Derramamento de óleo pode ser o pior ‘ataque’ ambiental da história do Brasil, diz CEO da Petrobras

Manchas de óleo que chegam às praias ao longo de mais de 2.000 quilômetros da costa nordeste do Brasil podem ser o pior “ataque” ambiental da história do país, disse o executivo-chefe da gigante estatal Petrobras. na terça-feira.

Em um evento no Rio de Janeiro, Roberto Castello Branco disse que a Petrobras continua trabalhando com a marinha para combater o derramamento e está “fazendo sua parte”, analisando o óleo coletado nas praias e ajudando a mitigar os danos.

Falando no mesmo evento, o ministro de Minas e Energia, Bento Albuquerque, disse que o vazamento não deve ter impacto nos próximos leilões de transferência de direitos do petróleo no próximo mês, que devem atrair bilhões de dólares em investimentos estrangeiros.

Albuquerque disse a jornalistas que não via “relação de causa e efeito” entre o desastre ambiental e as propostas esperadas, acrescentando também que o governo está fazendo “tudo o que pode” para minimizar os danos.

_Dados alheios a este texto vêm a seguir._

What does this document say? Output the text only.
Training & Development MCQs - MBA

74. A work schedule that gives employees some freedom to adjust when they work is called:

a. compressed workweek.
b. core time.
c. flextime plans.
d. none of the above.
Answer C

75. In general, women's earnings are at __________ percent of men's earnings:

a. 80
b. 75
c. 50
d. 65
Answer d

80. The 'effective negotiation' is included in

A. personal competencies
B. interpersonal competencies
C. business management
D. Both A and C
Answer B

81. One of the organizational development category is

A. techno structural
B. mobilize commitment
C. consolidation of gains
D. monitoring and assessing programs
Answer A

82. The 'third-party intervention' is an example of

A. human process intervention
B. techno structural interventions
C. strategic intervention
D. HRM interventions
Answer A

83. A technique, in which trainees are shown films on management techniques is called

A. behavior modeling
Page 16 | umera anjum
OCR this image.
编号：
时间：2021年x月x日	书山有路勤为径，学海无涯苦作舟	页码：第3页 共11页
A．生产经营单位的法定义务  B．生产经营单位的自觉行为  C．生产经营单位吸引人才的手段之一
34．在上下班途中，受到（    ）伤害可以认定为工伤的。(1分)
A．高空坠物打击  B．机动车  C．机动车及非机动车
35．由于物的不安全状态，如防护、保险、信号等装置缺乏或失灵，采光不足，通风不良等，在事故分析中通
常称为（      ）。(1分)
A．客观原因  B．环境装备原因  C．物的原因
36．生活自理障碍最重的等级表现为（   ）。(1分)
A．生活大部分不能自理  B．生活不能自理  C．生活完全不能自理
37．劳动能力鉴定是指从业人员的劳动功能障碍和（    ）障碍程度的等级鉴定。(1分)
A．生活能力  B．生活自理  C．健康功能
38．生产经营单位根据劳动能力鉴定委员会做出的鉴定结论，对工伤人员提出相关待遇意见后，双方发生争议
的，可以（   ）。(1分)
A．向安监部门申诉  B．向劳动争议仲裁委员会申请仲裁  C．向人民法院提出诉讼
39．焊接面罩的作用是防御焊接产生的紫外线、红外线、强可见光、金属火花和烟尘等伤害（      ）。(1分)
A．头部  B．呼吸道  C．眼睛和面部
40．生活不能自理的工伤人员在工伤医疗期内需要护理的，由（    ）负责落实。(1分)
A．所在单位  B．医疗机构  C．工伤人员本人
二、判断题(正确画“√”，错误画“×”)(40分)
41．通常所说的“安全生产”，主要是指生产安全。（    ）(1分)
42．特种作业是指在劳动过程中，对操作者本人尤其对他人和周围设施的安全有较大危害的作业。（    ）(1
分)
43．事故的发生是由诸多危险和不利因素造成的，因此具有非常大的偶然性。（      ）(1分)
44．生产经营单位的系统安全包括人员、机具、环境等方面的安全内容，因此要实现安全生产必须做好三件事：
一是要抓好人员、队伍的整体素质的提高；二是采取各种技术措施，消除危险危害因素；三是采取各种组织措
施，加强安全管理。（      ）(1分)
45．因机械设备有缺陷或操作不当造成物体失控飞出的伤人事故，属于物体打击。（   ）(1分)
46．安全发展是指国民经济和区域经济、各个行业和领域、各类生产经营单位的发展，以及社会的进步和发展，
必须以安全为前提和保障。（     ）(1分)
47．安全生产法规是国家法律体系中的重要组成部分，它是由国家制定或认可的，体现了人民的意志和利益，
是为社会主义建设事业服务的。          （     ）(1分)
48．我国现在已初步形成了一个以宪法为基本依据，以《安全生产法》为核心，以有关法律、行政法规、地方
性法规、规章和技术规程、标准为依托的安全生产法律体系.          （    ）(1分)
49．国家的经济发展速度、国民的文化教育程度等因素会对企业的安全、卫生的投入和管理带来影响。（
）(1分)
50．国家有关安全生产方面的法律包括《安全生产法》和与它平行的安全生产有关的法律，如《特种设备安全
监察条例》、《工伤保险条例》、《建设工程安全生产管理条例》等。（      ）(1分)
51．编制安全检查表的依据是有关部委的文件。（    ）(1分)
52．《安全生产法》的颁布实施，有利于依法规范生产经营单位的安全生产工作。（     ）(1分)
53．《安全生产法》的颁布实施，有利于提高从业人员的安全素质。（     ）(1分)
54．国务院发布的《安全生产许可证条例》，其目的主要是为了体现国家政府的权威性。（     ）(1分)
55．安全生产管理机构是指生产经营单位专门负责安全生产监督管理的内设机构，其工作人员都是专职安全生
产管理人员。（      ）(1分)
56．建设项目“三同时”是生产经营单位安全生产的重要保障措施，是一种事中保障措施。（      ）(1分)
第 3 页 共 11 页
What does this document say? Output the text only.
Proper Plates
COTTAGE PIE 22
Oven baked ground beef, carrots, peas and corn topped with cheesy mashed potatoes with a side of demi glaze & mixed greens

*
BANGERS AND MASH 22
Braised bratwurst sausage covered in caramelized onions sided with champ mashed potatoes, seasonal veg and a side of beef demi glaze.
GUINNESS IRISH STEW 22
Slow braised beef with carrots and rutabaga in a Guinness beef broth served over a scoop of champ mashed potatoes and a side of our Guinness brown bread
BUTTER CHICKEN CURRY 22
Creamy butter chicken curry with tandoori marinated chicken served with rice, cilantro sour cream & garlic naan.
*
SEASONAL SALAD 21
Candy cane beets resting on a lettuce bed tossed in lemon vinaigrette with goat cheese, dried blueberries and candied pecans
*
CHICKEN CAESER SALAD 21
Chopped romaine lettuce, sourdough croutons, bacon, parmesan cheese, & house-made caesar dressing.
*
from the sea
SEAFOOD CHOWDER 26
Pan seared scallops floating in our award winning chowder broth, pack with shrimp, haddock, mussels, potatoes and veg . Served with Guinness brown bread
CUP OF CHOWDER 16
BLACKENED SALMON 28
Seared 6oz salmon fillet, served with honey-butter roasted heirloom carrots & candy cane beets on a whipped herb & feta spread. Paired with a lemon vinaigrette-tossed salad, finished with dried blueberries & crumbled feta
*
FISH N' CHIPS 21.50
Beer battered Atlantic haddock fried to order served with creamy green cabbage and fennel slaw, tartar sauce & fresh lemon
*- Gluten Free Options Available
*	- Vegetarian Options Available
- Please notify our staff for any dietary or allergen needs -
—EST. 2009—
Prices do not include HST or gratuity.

Os licitantes que obtiverem direitos de exploração e produção no maciço leilão de 6 de novembro serão obrigados a pagar ao governo um bônus de assinatura combinado de cerca de 106,5 bilhões de reais (US $ 26 bilhões), tornando-se a maior rodada de licitações de petróleo da história, segundo as autoridades brasileiras. 

Castello Branco também disse que a Petrobras adiou o processo de venda de refinarias nos estados de Pernambuco, Bahia, Paraná e Rio Grande do Sul, e pode fazer um anúncio até março de 2020.